The shop, which opened in October 2013, serves coffee, snacks, baked goods and soup. Customers select what they'd like to eat and drink and then put cash and checks in a drop box or use a credit card scanner to pay. No staff person takes customer money. It all runs on trust.

It may seem like a risky business choice, but owners David and Kimberly Brekke have averaged 15% more than their asking prices, according to the company's website. "We do see theft from teenagers who occasionally need talking to," reads a statement on the website, but "among adults the rate of theft is nearly zero."

While the model the Brekkes are using may work in Valley City, the honor system requires just the right set of circumstances, so don't expect all your local retailers to suddenly dispense with cashiers and security.

"It's more likely to work in a small town than a big city because reputation is at play," said Joshua Green, a psychology professor at Harvard University. "If people see you taking without giving, that's more likely to have repercussions," he said.

The Brekkes credit the success of the system in part to being located in a small town. Roughly 6,700 people live in Valley City, according to a 2013 Census estimate.

In a big city, even if the percentage of people willing to steal is small, the overall number is much larger than in a town the size of Valley City, Green said

Michael Cunningham, a psychologist in the communication department at the University of Louisville, told USA TODAY Network that an honor system requires two circumstances.

First, "people have a commitment to their personal honor" and value having a good reputation, which he says applies to a vast majority of people. And second, those people need to feel that they are in an "equitable relationship" with the other party, meaning that they don't feel taken advantage of or exploited.

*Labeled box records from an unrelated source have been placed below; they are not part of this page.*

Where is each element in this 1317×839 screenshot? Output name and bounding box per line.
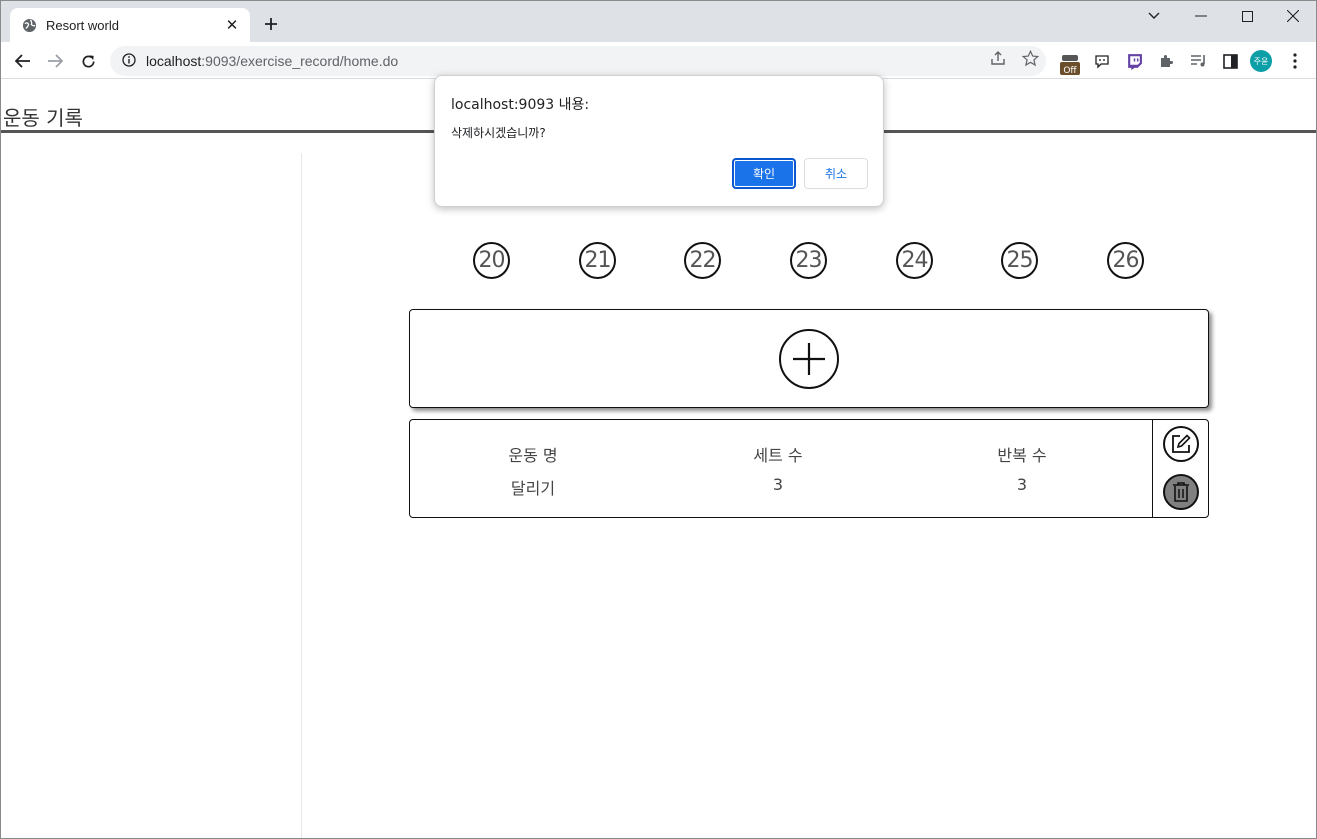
record-actions [1152,420,1209,517]
share-icon[interactable] [989,49,1007,67]
day-button[interactable]: 20 [473,242,510,279]
column-label-exercise-name: 운동 명 [508,446,558,465]
trash-icon [1173,482,1189,502]
tab-search-icon[interactable] [1143,5,1165,27]
svg-text:Off: Off [1063,66,1077,76]
new-tab-button[interactable] [259,12,283,36]
info-icon[interactable] [122,52,136,71]
edit-record-button[interactable] [1163,426,1199,462]
exercise-name-value: 달리기 [510,479,556,498]
tab-title: Resort world [46,17,119,33]
column-label-reps: 반복 수 [997,446,1047,465]
day-button[interactable]: 23 [790,242,827,279]
side-panel-icon[interactable] [1220,51,1240,71]
chat-extension-icon[interactable] [1092,51,1112,71]
address-bar[interactable]: localhost:9093/exercise_record/home.do [110,46,1046,76]
column-label-sets: 세트 수 [753,446,803,465]
edit-icon [1172,434,1191,453]
add-record-button[interactable] [779,329,839,389]
close-window-icon[interactable] [1282,5,1304,27]
exercise-record-card: 운동 명 세트 수 반복 수 달리기 3 3 [409,419,1209,518]
day-button[interactable]: 26 [1107,242,1144,279]
extensions-puzzle-icon[interactable] [1156,51,1176,71]
url-text: localhost:9093/exercise_record/home.do [146,53,399,69]
browser-toolbar: localhost:9093/exercise_record/home.do O… [1,42,1316,79]
sets-value: 3 [772,475,784,494]
sidebar-divider [301,153,302,838]
menu-kebab-icon[interactable] [1285,51,1305,71]
confirm-dialog: localhost:9093 내용: 삭제하시겠습니까? 확인 취소 [434,75,884,207]
maximize-icon[interactable] [1236,5,1258,27]
back-icon[interactable] [11,49,35,73]
day-button[interactable]: 22 [684,242,721,279]
page-title: 운동 기록 [3,106,83,130]
reps-value: 3 [1016,475,1028,494]
day-button[interactable]: 21 [579,242,616,279]
add-record-card [409,309,1209,408]
day-button[interactable]: 25 [1001,242,1038,279]
globe-icon [22,18,37,33]
confirm-cancel-button[interactable]: 취소 [804,158,868,189]
extension-off-icon[interactable]: Off [1059,54,1081,76]
minimize-icon[interactable] [1190,5,1212,27]
dialog-title: localhost:9093 내용: [451,97,590,113]
tab-strip: Resort world ✕ [1,1,1316,42]
plus-icon [793,343,825,375]
tab-resort-world[interactable]: Resort world ✕ [10,8,250,42]
browser-window: Resort world ✕ localhost:9093/exercise_r… [0,0,1317,839]
day-button[interactable]: 24 [896,242,933,279]
confirm-ok-button[interactable]: 확인 [732,158,796,189]
profile-avatar[interactable]: 주윤 [1250,50,1272,72]
bookmark-star-icon[interactable] [1021,49,1039,67]
dialog-message: 삭제하시겠습니까? [451,126,546,140]
reload-icon[interactable] [76,49,100,73]
twitch-extension-icon[interactable] [1124,51,1144,71]
forward-icon[interactable] [43,49,67,73]
media-control-icon[interactable] [1188,51,1208,71]
close-tab-icon[interactable]: ✕ [224,16,240,34]
delete-record-button[interactable] [1163,474,1199,510]
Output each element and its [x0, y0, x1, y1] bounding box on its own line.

"In a coffee shop, if you feel that the prices are reasonable, and the staff is really trying, then many people will follow through on the honor system," he said.

When asked why people might pay more than they owe, as The Vault owners claim, Cunningham said that's probably because they like that the owners trust them.

"Sometimes people are more generous because they appreciate the compliment of the trust," Cunningham said.

And perhaps Valley City is just part of an uptick in honesty across the country.

In a survey conducted by Honest Tea, a beverage company owned by CocaCola, 95% of people in 60 locations in 50 states, paid a dollar before taking a drink from an honor-system street display. That's up from 92% last year.